Bedrock Batch Inference

Like the direct Anthropic API, Bedrock supports batch inference for asynchronous workloads at reduced cost. Submit a JSONL file of requests to S3, create a batch inference job, and retrieve results from S3 when processing completes. Batch inference on Bedrock is priced at 50% of on-demand rates — the same discount as the direct Anthropic batch API — making it the right choice for any offline processing pipeline: nightly document analysis, bulk classification, embedding generation for large corpora. The AWS-native workflow integrates naturally with S3 for input/output storage and CloudWatch Events for completion notifications, fitting cleanly into existing AWS data pipelines without custom polling logic.

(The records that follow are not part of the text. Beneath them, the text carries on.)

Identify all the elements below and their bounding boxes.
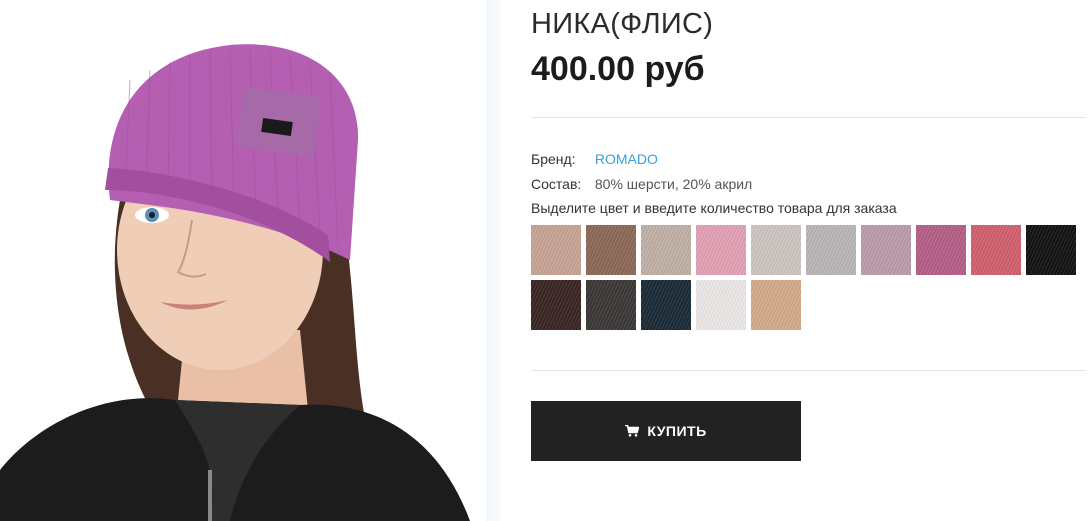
swatch-12[interactable]	[586, 280, 636, 330]
swatch-3[interactable]	[641, 225, 691, 275]
brand-link[interactable]: ROMADO	[595, 151, 658, 167]
swatch-6[interactable]	[806, 225, 856, 275]
swatch-7[interactable]	[861, 225, 911, 275]
swatch-15[interactable]	[751, 280, 801, 330]
swatch-1[interactable]	[531, 225, 581, 275]
swatch-10[interactable]	[1026, 225, 1076, 275]
composition-row: Состав: 80% шерсти, 20% акрил	[531, 176, 752, 192]
swatch-4[interactable]	[696, 225, 746, 275]
brand-row: Бренд: ROMADO	[531, 151, 658, 167]
color-selection-hint: Выделите цвет и введите количество товар…	[531, 200, 897, 216]
buy-button-label: КУПИТЬ	[647, 423, 707, 439]
divider-bottom	[531, 370, 1086, 371]
swatch-9[interactable]	[971, 225, 1021, 275]
composition-value: 80% шерсти, 20% акрил	[594, 176, 753, 192]
product-photo[interactable]	[0, 0, 486, 521]
product-info: НИКА(ФЛИС) 400.00 руб Бренд: ROMADO Сост…	[531, 0, 1086, 521]
swatch-8[interactable]	[916, 225, 966, 275]
divider-top	[531, 117, 1086, 118]
cart-icon	[625, 425, 640, 437]
brand-label: Бренд:	[531, 151, 576, 167]
composition-label: Состав:	[531, 176, 582, 192]
swatch-2[interactable]	[586, 225, 636, 275]
swatch-5[interactable]	[751, 225, 801, 275]
product-title: НИКА(ФЛИС)	[531, 8, 714, 40]
product-image	[0, 44, 470, 521]
product-page: НИКА(ФЛИС) 400.00 руб Бренд: ROMADO Сост…	[0, 0, 1092, 521]
product-price: 400.00 руб	[531, 50, 705, 88]
swatch-13[interactable]	[641, 280, 691, 330]
buy-button[interactable]: КУПИТЬ	[531, 401, 801, 461]
photo-divider	[486, 0, 500, 521]
swatch-11[interactable]	[531, 280, 581, 330]
swatch-14[interactable]	[696, 280, 746, 330]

Using Bedrock with LangChain

LangChain supports Bedrock models through the langchain-aws integration package, making it easy to use Bedrock-hosted models in LangChain chains, agents, and RAG pipelines:

pip install langchain-aws
from langchain_aws import ChatBedrock, BedrockEmbeddings

llm = ChatBedrock(
    model_id="anthropic.claude-sonnet-4-5",
    region_name="us-east-1",
    model_kwargs={"max_tokens": 1024, "temperature": 0}
)

embeddings = BedrockEmbeddings(
    model_id="amazon.titan-embed-text-v2:0",
    region_name="us-east-1"
)

response = llm.invoke("Explain AWS Bedrock in two paragraphs.")
print(response.content)

With LangChain’s Bedrock integration, all standard LangChain components — vector stores, retrieval chains, agents, evaluation tools — work against Bedrock-hosted models using IAM authentication automatically. This is the fastest path to a production LangChain application on AWS infrastructure without managing separate API credentials for each model provider.